Whether you are a buyer just looking to purchase, a brand new homeowner, or a seasoned property holder, you’ve likely thought of a number of different ways to make your money work for you. And one that often rises to the top of most people’s list is the idea of paying off their mortgage early.
Before you start dumping all of your extra cash into your home mortgage, though, it’s important that you decide whether it even makes sense for you to pay your mortgage in full ahead of time and then consider financially savvy ways to do it. For some people it’s actually more beneficial to start socking away a little extra in a Roth IRA or 401(k) before paying down the mortgage. Likewise, if you anticipate your kids attending a college with “needs-based” aid, some institutions actually consider home equity as money in the bank – a consideration that can actually hurt your child’s chances of getting financial aid.
If you’ve already considered both sides of the equation, however, and decided that you still want to pay down your mortgage early, there are several ways you can get the ball rolling. And some won’t even cause you to see a drastic change in your monthly cash flow.
1. Pay extra each month.
Obviously one of the simplest ways to pay off your mortgage early is to start paying a little each month. If you’re ready to go ahead and throw a little extra cash at your mortgage each month, the most effective way to do it is by calculating 1/12 of your monthly principal and interest and adding that to your payment each month. By doing so, you’ll end up paying the equivalent of 13 payments over the 12 months in a year.
To work out the math, simply divide your currently monthly principal and interest by 12. Then add that to your regular payment. Be sure to contact your mortgage provider before making any extra payments, though, to make sure you do what is necessary to make sure that your additional payments are applied to your loan correctly. Once you’ve begun making extra payments, diligently check your statements to ensure that the money is being allocated properly.
2. Make an extra lump sum payment.
If you don’t have the extra cash to put toward your monthly payment but end up with a fair amount of savings periodically, then use that lump sum to apply an extra payment each year or whenever you can. For example, if you’ve gotten a good return on your taxes, consider applying some of that to an extra payment.
If you were able to use this method to pay the equivalent of an extra payment once a year, you’d shave years off your mortgage and save yourself thousands in interest. To put it into perspective, if you have a 30-year mortgage for $200,000 a 4.5 percent, you’d save yourself $27,000 and pay off your mortgage four years and three months ahead of schedule.
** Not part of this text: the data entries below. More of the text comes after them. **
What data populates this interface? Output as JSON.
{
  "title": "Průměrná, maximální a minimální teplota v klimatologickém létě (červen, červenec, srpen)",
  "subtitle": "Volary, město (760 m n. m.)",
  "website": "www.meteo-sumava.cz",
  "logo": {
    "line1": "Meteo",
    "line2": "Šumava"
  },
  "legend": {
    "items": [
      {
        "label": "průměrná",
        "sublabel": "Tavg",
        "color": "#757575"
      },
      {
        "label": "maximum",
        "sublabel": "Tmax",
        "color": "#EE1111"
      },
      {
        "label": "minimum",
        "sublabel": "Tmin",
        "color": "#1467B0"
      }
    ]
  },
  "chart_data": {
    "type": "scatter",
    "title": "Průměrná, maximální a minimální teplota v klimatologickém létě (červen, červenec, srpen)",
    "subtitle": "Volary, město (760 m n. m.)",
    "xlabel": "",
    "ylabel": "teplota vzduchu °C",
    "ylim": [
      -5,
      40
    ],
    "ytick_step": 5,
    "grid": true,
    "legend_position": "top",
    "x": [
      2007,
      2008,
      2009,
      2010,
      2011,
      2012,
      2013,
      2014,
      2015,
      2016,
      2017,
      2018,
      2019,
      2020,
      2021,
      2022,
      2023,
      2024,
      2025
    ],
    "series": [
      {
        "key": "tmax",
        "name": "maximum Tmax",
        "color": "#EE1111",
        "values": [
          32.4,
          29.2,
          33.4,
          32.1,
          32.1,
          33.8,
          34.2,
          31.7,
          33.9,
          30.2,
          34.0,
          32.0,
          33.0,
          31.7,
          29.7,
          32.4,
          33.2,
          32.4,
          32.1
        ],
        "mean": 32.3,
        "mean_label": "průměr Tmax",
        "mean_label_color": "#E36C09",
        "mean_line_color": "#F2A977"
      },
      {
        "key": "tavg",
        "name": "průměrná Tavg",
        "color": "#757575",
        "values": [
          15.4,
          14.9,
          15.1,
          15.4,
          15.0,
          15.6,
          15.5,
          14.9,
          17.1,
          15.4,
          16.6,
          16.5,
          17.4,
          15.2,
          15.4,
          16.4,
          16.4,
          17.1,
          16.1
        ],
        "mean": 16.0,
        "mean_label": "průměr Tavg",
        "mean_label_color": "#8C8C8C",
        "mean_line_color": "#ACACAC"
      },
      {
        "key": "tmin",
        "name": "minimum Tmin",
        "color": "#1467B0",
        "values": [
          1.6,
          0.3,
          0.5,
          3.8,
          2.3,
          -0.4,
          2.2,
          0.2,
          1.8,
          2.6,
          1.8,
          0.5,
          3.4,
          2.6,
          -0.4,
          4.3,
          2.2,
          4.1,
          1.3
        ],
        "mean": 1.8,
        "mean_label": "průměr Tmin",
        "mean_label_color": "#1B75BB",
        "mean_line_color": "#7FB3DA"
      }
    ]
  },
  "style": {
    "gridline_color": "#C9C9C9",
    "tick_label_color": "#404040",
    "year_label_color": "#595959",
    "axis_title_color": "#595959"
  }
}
3. Switch to biweekly payments.
One of the most effective ways to shorten your mortgage without adjusting your monthly spending is to make a payment once every two weeks, rather than just once a month. So, if your payment is typically $1200 each month, you’d pay $600 every other week. Scheduling your payments this way has roughly the same impact on your monthly budget as a once-a-month payment. However, instead of making 12 payments a year, you’ll end up making 13 full-sized payments every 12 months because there are 52 weeks in a year.
This method of payment helps you make an entire extra payment every single year without having to scrounge together any extra money. To really put it into perspective, think about it based on a 30-year $200,000 mortgage. With an interest rate of 5%, making biweekly payments would save you roughly $34,000 and help you pay off your mortgage nearly 5 years ahead of schedule.
4. Apply your extra payments to principal.
Again, it’s important to check with your lender to determine their policies regarding extra payments, but most mortgage companies, like First Savings Mortgage, allow borrowers to make extra payments and earmark them “principal only.” This means that the entirety of the extra money goes toward paying down the principal rather than the principal plus interest. Even just a little extra paid on the principal can have a significant impact on the amount of interest you save as well as the length of your mortgage.
An effective way to regularly manage this type of extra payment is to round your normal payment up. For example, if you actually owe $1,052 a month, round it up to $1100 and dedicate the extra as a principal payment. That small amount of extra each month will add up more quickly than you’d think.
5. Refinance for a shorter-term.
Refinancing is one of the standard ways to save time and money on your mortgage. This approach is particularly effective if you currently have a 30-year mortgage and refinance for a 15-year loan. Doing so will not only help you pay off your mortgage faster, but you’ll likely get a better interest rate as well. And because you won’t be paying as much in interest, you won’t necessarily be paying double the DC mortgage rates of your 30-year mortgage.
Keep in mind, though, that refinancing does involve closing costs. So be sure to do your calculations wisely. And only refinance if the interest rate with the new refinanced mortgage is less than the old. Otherwise, you’d be in a better position to pay down your mortgage using one of the other methods.
Regardless of how you choose to pay off your mortgage early, doing so can come with a variety of added benefits as well as costs. A reputable mortgage broker and financial adviser can help you way the pros and cons and help you determine if it is to your advantage to pay off your mortgage early and how you can most effectively do so. So look for an individual you can to help you determine what is the right approach for you.